The International Society of Automation (ISA), the leading professional society for automation, has announced the publication of ANSI/ISA-62443-2-1-2024, Security for Industrial Automation and Control Systems. This latest update in the ISA/IEC 62443 series enhances cybersecurity for industrial automation and control systems (IACS) across various industries.
As organizations increasingly rely on automation in manufacturing, processing, and critical infrastructure, cybersecurity challenges grow more complex. ANSI/ISA-62443-2-1-2024 provides a structured approach to establishing, implementing, maintaining, and improving security programs designed to mitigate IACS security risks.
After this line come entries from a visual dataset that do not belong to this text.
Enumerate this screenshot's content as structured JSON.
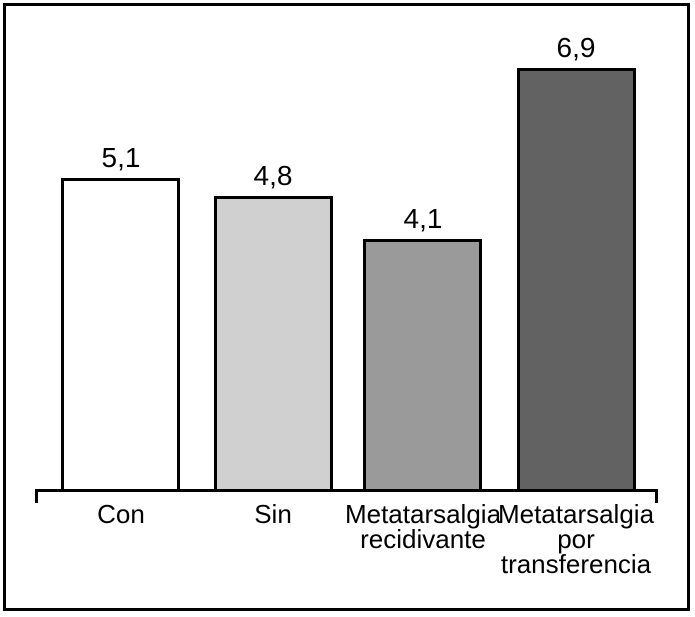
{
  "chart_data": {
    "type": "bar",
    "categories": [
      "Con",
      "Sin",
      "Metatarsalgia\nrecidivante",
      "Metatarsalgia\npor\ntransferencia"
    ],
    "values": [
      5.1,
      4.8,
      4.1,
      6.9
    ],
    "value_labels": [
      "5,1",
      "4,8",
      "4,1",
      "6,9"
    ],
    "bar_colors": [
      "#ffffff",
      "#d0d0d0",
      "#9a9a9a",
      "#626262"
    ],
    "bar_border_color": "#000000",
    "axis_color": "#000000",
    "frame_color": "#000000",
    "title": "",
    "xlabel": "",
    "ylabel": "",
    "ylim": [
      0,
      7.5
    ],
    "grid": false,
    "legend": false,
    "y_axis_visible": false,
    "x_axis_style": "baseline-with-end-ticks",
    "value_label_format": "decimal-comma"
  }
}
This standard is implementation-independent, allowing asset owners to customize security measures based on their specific operational needs.
Key updates in this revision include a new security program element structure and a maturity model for evaluating requirements, reflecting significant advancements over the previous 2010 version.
Developed by the ISA99 Standards Committee, this American National Standard is reviewed and adopted by the International Electrotechnical Commission (IEC), ensuring global applicability. By integrating expertise from cybersecurity professionals worldwide, the standard provides a comprehensive framework for addressing both current and emerging security vulnerabilities.
“Security is a balance of risk versus cost, and each situation will be different,” said Eric Cosman, ISA99 Co-Chair from OIT Concepts. “Some risks relate to health, safety, and environmental concerns rather than just financial impact, making flexible security approaches essential.”